San Mateo County Harbor District

Special District overview
- Formed: 1933
- Jurisdiction: San Mateo County

= San Mateo County Harbor District =

The San Mateo County Harbor District is an autonomous district created to operate harbor facilities within the boundaries of San Mateo County.

== Founding ==

The San Mateo County Harbor District was founded as an autonomous district with jurisdiction to operate within the borders of San Mateo County by a 1933 resolution of the San Mateo County Board of Supervisors. That action was pursuant to the June 10, 1931 creation by the California State Legislature of an “Act Providing for the Formation, Government and Operation of Harbor Districts, the Calling and Conducting of Elections in such District of Harbor Commissioners, defining their powers and duties, and providing for the issuance and disposal of bonds of such Harbor District, and providing for the assessment, levy, and collection of taxes for the payment of such bond and for the ordinary annual expenses of such Harbor District." The district remained inactive until 1948.

== Facilities ==

The Harbor District operates two facilities: Pillar Point Harbor in Princeton on the Pacific Ocean coast just north of Half Moon Bay and the Oyster Point Marina/Park on the San Francisco Bay in the City of South San Francisco. The City of South San Francisco owns Oyster Point Marina/Park and the Harbor District operates it on behalf of the City under a Joint powers authority agreement. Pillar Point is a working fishing harbor with 369 berths. and Oyster Point is a 600 berth recreational boating marina.

== Governance ==

The Harbor District is governed by a five-member Board of Harbor Commissioners, who are elected in Districted elections for staggered four-year terms.

=== Board Members ===
- Kathryn Slater-Carter, President (4 year term, 2023-2027)
- George Domurat, Vice President (4 year term, 2023-2027)
- William Zemke, Secretary, (4 year term, 2025-2029)
- Tom Mattusch, Treasurer, (4 year term, 2025-2029)
- Virginia Chang Kiraly, Commissioner, (4 year term, 2025-2029)

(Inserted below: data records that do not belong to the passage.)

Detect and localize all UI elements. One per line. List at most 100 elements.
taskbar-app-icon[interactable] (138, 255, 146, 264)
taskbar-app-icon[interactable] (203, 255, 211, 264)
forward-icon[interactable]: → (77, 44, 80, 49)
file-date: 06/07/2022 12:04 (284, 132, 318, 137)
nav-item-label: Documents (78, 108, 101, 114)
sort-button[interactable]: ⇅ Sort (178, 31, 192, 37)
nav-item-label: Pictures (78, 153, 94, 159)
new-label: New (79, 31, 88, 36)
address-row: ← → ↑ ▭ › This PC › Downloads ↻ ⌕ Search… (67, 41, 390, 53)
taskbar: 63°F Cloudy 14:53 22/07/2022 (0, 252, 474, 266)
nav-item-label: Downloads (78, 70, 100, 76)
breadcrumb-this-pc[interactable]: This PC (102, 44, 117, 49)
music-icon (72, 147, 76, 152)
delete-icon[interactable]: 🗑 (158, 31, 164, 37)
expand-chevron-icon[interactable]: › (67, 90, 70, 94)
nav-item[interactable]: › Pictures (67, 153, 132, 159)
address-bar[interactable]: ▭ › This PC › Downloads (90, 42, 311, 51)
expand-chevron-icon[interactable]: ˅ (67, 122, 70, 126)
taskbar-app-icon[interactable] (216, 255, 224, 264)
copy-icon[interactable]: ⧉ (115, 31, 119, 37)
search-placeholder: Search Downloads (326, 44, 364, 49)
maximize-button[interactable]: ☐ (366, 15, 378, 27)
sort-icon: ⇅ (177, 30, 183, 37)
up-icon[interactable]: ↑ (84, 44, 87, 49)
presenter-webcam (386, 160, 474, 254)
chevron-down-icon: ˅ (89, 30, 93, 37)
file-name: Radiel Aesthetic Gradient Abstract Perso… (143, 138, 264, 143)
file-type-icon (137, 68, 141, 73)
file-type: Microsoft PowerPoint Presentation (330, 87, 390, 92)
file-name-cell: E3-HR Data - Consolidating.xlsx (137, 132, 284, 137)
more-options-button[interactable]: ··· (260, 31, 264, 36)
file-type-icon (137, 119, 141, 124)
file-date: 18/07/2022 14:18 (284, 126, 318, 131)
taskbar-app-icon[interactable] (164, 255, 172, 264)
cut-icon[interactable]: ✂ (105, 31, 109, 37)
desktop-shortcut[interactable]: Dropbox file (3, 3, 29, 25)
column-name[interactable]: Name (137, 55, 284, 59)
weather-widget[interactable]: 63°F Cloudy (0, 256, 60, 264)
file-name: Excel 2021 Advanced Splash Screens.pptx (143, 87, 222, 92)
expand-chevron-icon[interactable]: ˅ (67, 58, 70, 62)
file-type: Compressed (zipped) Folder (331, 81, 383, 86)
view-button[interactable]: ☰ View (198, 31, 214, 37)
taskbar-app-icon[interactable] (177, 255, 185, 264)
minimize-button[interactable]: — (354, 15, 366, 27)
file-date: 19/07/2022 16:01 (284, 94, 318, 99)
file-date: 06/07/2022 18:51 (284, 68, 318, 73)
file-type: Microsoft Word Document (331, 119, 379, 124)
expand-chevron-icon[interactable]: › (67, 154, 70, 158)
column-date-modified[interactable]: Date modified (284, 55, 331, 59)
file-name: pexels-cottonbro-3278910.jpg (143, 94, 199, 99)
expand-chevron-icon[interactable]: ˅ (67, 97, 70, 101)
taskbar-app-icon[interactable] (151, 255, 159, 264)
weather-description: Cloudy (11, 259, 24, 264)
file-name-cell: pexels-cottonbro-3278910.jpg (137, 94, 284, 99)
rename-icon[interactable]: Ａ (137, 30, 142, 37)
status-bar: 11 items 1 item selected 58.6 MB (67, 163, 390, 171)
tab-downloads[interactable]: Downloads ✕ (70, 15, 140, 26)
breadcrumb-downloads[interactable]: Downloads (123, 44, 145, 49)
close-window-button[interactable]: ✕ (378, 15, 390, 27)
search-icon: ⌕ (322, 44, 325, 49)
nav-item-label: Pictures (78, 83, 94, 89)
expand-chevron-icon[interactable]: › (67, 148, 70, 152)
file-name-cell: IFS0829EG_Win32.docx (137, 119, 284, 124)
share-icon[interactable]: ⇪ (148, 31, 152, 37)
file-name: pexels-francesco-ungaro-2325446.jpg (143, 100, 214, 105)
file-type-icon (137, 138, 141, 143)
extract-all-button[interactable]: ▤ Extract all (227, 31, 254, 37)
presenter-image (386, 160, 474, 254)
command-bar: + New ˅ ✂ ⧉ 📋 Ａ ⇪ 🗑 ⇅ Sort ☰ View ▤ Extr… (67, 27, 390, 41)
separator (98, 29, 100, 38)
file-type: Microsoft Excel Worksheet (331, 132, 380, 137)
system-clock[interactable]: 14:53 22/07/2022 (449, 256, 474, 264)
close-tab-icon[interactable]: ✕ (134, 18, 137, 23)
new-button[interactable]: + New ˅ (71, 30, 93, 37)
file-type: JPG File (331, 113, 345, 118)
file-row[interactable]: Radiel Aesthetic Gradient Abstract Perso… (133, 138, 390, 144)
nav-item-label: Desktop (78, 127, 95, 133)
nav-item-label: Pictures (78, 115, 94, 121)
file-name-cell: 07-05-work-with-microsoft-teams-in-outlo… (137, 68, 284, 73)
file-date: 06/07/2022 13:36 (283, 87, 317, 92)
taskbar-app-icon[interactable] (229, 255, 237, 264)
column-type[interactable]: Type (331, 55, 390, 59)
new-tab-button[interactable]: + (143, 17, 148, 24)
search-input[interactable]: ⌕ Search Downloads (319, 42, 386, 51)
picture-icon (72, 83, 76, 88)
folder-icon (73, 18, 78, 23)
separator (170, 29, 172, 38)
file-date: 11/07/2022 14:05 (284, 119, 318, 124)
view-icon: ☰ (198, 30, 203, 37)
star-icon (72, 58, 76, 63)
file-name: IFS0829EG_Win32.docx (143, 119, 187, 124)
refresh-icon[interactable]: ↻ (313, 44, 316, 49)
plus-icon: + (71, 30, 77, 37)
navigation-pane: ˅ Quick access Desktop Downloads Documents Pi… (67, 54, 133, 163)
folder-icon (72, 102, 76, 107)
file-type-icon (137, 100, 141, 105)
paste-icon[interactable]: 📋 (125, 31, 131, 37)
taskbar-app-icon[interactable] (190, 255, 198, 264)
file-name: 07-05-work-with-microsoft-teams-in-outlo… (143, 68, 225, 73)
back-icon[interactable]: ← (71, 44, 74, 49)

=== Past Board Members ===

- James J. Tucker, first appointed March 18, 1998, and most recently re-elected November 2010. Tucker lost the Nov. 2014 election by 292 votes. Nicole David unseated Tucker in the Nov. 2014 election.
- William Holsinger, first appointed to fill Sally Campbell's vacancy in 2012 and appointed a second time to fill Leo Padreddii's vacancy in 2013. The board of Harbor Commissioners appointed Holsinger twice, following the death of Commissioner Sally Campbell, and following the death of Commissioner Leo Padreddii. Holsinger lost two Harbor District elections, the first was Nov. 2, 2004, and the second was Nov. 6, 2012. Sabrina Brennan unseated Holsinger in the Nov. 2012 election and Tom Mattusch unseated Holsinger in the Nov. 2014 election.
- Leo Padreddii (first elected 1995, most recently re-elected November 2012, health leave December 2012, died April 17, 2013) San Mateo attorney Will Holsinger was appointed to fill the remainder of Padreddii's term.
- Sally Campbell (first elected 1992, served 19 years, died aged 68 on April 7, 2012). San Mateo attorney Will Holsinger was appointed to fill the remainder of her term (he lost his November 2012 bid to keep the position).

== Meetings ==

Meetings take place the third Wednesday of every month at 10:00 AM at 504 Avenue Alhambra, El Granada, California. They can also be viewed on Zoom and are published to the District's YouTube channel, Pacific Coast TV YouTube channel, and are also broadcast live on local cable television.